Mathog R H, Boies L R
Laryngoscope. 1976 Jul;86(7):908-20. doi: 10.1288/00005537-197607000-00003.
Nonunion of the mandible was evaluated over a five-year period (1968-1973). Fourteen cases were noted out of 577 mandibular fractures for an incidence of 2.4 percent. Causes of the complications were determined by a careful review of the poorly healing and successfully treated cases of mandibular fracture. The most important feature in nonunion cases was the large proportion of edentulous patients. In these cases immobilization appeared difficult, especially when only one form of fixation was used to stabilize the fracture. Other suspected causes of nonunion were postoperative trauma and osteomyelitis. These factors were most prevalent in the lower socio-economic groups. Factors which did not appear important were sex, age and cause of the fracture. Analysis of the site of injury, combinations of sites, timing of treatment, periosteal stripping and general health of the patient failed to demonstrate any predisposition to the complication. Treatment of nonunion was confined to standard techniques of debridement, antibiotic therapy and further immobilization. Although most patients responded to this therapy, six patients required closure of the deficit by bone grafting. On the basis of accumulated data, it was possible to clarify the factors in the development of nonunion. It was also possible to recommend methods of prevention of the complication and to substantiate the success of several forms of therapy.

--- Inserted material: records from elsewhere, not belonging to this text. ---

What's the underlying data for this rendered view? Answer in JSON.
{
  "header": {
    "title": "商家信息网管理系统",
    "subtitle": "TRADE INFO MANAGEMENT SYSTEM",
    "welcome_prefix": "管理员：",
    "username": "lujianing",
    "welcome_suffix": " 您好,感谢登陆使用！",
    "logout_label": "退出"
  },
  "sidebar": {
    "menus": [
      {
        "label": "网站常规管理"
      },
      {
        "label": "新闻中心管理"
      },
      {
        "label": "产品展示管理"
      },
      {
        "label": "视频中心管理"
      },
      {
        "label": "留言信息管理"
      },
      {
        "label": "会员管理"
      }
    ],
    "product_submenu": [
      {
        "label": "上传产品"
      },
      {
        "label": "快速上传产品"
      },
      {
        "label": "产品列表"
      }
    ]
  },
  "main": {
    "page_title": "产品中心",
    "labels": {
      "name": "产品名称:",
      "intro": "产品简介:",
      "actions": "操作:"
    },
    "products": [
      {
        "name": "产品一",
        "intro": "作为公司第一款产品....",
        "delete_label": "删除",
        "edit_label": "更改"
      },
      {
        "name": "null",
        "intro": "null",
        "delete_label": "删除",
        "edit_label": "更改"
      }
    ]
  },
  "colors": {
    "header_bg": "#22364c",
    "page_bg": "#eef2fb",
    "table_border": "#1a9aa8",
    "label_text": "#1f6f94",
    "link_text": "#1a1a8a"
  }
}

在五年期间(1968 - 1973年)对下颌骨骨不连进行了评估。在577例下颌骨骨折中发现14例骨不连病例,发生率为2.4%。通过仔细回顾下颌骨骨折愈合不良和成功治疗的病例来确定并发症的原因。骨不连病例中最重要的特征是无牙患者比例很大。在这些病例中,固定似乎很困难,尤其是当仅使用一种固定形式来稳定骨折时。其他疑似骨不连的原因是术后创伤和骨髓炎。这些因素在社会经济地位较低的群体中最为普遍。似乎不重要的因素是性别、年龄和骨折原因。对损伤部位、部位组合、治疗时机、骨膜剥离和患者的一般健康状况进行分析,未能证明有任何易患该并发症的倾向。骨不连的治疗限于清创、抗生素治疗和进一步固定等标准技术。尽管大多数患者对这种治疗有反应,但有6例患者需要通过植骨来闭合缺损。根据积累的数据,有可能阐明骨不连发生发展的因素。也有可能推荐预防该并发症的方法,并证实几种治疗形式的成功。